As many of you will remember, not long ago the Sunday Times devoted a whole page to the proposition that railways were out of date, and instead of minting £33 billion on bringing them up to speed, we should be tearing up most of the tracks and relying on minibuses instead.
This transport theme was soon followed up by The Times itself, which took a similarly bracing line on the threat by the major airlines to discontinue some internal flights unless the go-ahead was given for a third runway at Heathrow. On this occasion the lead letter in the paper's correspondence page was given over to a Green Party MEP who urged the transport secretary to accept the airlines' offer without delay and thank them for closing down as many flights as they wish 'in a truly environment friendly deal'.
It is generally accepted that it takes three related departures from the ordinary to make a trend, but I think these two at least deserve a hearing. A respectable number of academics were quoted in favour of the anti-railway page, and surely sufficient grandeur appends to the status of MEP in the matter of flight reductions to justify a little bending of the rules.
If so, I would start by wondering whether there might not be a new kind of fundamentalism brewing on the transport front - a fundamentalism that will take the place of the mindless multiplication of speed bumps, speed cameras, train crashes, extra lanes on motorways and unwanted runways at airports that we enjoy at present.
My first observation would be to point out that the annoying tendency for every vested interest to blame the others supports nothing so much as a growing radicalisation of the transport debate.
For years the pro-rail dinosaurs have blamed the motor industry; the motor industry has blamed the government; the government has blamed the airlines; the airlines have blamed the tourist industry; and the tourist industry has blamed the state of the railways.

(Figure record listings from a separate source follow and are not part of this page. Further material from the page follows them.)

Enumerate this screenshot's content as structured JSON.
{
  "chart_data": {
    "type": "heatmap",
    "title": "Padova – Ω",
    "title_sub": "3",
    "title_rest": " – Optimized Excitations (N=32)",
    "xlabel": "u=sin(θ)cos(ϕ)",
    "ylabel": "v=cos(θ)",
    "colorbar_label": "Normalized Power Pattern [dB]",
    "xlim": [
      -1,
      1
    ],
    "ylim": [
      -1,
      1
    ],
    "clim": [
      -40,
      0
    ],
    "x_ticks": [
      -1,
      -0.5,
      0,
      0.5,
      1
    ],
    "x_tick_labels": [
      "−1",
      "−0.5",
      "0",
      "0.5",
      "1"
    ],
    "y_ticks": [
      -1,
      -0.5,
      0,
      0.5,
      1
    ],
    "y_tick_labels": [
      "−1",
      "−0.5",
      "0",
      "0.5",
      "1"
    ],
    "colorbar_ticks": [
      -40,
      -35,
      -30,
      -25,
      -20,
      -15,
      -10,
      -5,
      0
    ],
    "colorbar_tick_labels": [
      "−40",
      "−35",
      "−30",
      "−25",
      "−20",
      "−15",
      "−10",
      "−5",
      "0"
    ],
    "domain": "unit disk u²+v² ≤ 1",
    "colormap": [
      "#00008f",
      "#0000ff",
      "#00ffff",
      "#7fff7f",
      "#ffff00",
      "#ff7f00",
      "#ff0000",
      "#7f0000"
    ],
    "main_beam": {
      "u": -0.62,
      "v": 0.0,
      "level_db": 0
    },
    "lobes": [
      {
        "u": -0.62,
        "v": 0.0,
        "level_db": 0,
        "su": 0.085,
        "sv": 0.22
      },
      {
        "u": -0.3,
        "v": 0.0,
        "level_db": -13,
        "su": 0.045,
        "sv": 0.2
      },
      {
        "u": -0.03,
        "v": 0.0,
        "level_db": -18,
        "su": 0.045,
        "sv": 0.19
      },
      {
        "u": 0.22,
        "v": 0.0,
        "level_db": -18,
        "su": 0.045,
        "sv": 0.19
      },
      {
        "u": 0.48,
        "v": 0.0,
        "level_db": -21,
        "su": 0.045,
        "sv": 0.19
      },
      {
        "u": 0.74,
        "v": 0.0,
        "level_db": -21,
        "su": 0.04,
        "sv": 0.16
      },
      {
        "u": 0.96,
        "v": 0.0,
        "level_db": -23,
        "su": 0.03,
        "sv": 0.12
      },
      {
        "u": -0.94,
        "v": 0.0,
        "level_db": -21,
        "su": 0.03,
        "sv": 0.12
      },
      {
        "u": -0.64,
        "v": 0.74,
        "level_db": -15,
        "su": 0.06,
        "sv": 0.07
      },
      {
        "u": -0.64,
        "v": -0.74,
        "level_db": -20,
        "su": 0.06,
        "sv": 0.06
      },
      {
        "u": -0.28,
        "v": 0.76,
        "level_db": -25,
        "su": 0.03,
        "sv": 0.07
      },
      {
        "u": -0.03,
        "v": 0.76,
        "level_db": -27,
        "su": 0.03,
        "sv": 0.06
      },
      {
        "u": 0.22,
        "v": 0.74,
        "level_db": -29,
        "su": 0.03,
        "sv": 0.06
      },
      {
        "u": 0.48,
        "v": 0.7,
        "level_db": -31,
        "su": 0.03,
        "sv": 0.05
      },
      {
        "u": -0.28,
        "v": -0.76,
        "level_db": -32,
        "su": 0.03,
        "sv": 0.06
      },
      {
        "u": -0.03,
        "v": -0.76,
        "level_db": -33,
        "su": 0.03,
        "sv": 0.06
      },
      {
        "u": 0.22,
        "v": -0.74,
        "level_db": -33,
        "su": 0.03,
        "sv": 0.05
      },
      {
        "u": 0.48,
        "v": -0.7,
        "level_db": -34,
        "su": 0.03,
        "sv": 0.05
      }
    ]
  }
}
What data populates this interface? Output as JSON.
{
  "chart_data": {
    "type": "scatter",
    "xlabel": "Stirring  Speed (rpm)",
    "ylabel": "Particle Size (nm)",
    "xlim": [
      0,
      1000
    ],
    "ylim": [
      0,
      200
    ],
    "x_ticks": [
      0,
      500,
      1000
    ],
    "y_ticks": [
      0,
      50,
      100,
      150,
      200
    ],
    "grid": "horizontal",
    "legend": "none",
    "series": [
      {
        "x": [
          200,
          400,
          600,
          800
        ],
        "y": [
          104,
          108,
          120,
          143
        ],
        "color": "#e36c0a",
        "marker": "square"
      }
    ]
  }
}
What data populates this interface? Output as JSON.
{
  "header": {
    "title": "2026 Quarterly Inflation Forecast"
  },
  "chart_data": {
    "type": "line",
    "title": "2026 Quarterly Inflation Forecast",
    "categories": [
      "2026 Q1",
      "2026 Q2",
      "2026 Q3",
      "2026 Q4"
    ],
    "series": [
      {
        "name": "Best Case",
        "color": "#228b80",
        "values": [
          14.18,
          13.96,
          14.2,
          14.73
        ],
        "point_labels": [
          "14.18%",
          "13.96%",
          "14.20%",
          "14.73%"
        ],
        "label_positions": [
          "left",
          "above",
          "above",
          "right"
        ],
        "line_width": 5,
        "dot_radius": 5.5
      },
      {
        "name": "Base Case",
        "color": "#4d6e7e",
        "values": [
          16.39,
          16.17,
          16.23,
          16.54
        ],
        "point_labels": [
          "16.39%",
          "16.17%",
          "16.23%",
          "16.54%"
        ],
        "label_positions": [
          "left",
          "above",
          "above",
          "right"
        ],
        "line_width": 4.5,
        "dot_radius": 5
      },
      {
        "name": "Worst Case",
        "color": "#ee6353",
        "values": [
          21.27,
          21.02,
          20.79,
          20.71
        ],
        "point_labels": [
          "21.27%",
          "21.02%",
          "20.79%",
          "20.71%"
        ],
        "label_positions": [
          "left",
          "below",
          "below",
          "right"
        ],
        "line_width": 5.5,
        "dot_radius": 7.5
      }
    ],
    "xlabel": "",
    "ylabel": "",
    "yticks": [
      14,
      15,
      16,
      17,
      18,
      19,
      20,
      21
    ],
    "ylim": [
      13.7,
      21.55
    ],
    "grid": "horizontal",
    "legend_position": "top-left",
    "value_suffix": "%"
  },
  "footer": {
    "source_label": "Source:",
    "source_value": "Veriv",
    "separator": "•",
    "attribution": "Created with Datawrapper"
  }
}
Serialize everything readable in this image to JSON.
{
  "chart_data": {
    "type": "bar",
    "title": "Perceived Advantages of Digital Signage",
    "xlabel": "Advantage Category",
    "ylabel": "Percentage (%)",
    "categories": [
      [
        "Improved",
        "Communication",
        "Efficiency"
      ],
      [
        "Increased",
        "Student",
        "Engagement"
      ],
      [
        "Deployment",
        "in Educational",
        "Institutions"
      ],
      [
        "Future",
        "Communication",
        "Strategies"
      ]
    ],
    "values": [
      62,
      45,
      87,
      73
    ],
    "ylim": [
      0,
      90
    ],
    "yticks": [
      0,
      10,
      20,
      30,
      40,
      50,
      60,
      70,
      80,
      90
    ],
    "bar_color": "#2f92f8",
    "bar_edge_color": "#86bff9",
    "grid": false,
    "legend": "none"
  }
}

What none of these vested interests have done, until now, has been to look at the outcome of transport chaos, which is not the end of the world but a gateway onto the rich possibilities of zero movement. The heroic 'cut the Gordian knot' philosophy of the 'scrap railways', 'ban cars', 'cut flights' school of chaos reduction may still be derided in some quarters, but with the increasing fantasy of our so called conventional solutions it can no longer be dismissed out of hand.
The key to unlock the drastic solution to the mother of all impasses is probably in your pocket even as you read this. It is your mobile phone, the epitome of miniaturised communication, harbinger of a future world where community is not dependent upon proximity but is a technological construct capable of simulating every kind of encounter, from passively watching TV to videoconferencing halfway round the world.
The capability and symbolism of the mobile phone, intensified by technical developments that are as yet unknown and coupled with a level of computer programming that will make today's primitive digital speed camera seem as barbaric as a Neolithic warrior's club, will be the agent of our reconversion.
After more than a century of high-speed travel and frenetic movement in all directions, we shall return to a state of pre-industrial immobility. Once there, we shall have copious leisure to contemplate how grandly life is arranged and to reflect that just as the city conquered the farm in the ancient world, and the car is still conquering the city today, so is the computer dispersing the motor car, and the mobile phone enslaving the computer.